The laser acts as a hose collecting and blowing material off the previous layer solid table. Once you start thinking the actions involved the study is not required only to view and practice with advanced tools. This is a fundamental reminder of what high energy light is: waves and particles. Don't need to analize or quantify. Solution: Angle laser backwards from direction of motion. Then, powder material is pushed into solidified layer and eliminates voids. Easy! Realize/Remenbere lasers emits energy and push materials and you don't need so many expensive studies and time. But, duh!

BStott wrote at 6/2/2016 9:06:55 PM:

Excellent! The laser acts like a blow torche pushing material. Now, they can counteract this effect by angling the laser backwards to its direction of motion. This way tha laser pushes powder into the melted part region creating a fully dense material across each entire part layer. This is likely a simple technician's mechanical adjustment to the existing machine's laser mount.
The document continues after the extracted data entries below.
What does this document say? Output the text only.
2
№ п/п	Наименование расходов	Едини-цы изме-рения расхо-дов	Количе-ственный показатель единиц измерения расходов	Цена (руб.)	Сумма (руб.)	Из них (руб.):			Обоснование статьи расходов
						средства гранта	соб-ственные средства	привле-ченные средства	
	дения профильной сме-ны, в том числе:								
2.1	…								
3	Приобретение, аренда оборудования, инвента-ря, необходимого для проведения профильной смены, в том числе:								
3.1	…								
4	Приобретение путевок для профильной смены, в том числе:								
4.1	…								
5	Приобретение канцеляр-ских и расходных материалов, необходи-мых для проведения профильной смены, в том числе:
James K McMahon wrote at 5/28/2016 1:57:33 PM:

Excellent research work. Very impressive that someone has looked closer at this 3D technology. I believe all of the 3D technologies require investigations to better understand how they work and if there should be concerns. I see small company startups duplicating 3D machines and selling them at low cost. Sales or marketing is driving these businesses and few if anyone understands the technology. 2D Inkjet thermoplastic printing evolved into 3D printing in much the same way. These small inkjet fluid delivery passages are seeing thermal effects that were not anticipated with 2D printing and the printing materials are going through changes to satisfy customer demands for color and speed. The original 2D invention disclosures never mentioned 24 hour printing cycles and the 3D printing machine designers have no history of the first inventions. More work needs be done and the customers need to understand they are experimenting with these new 3D printers.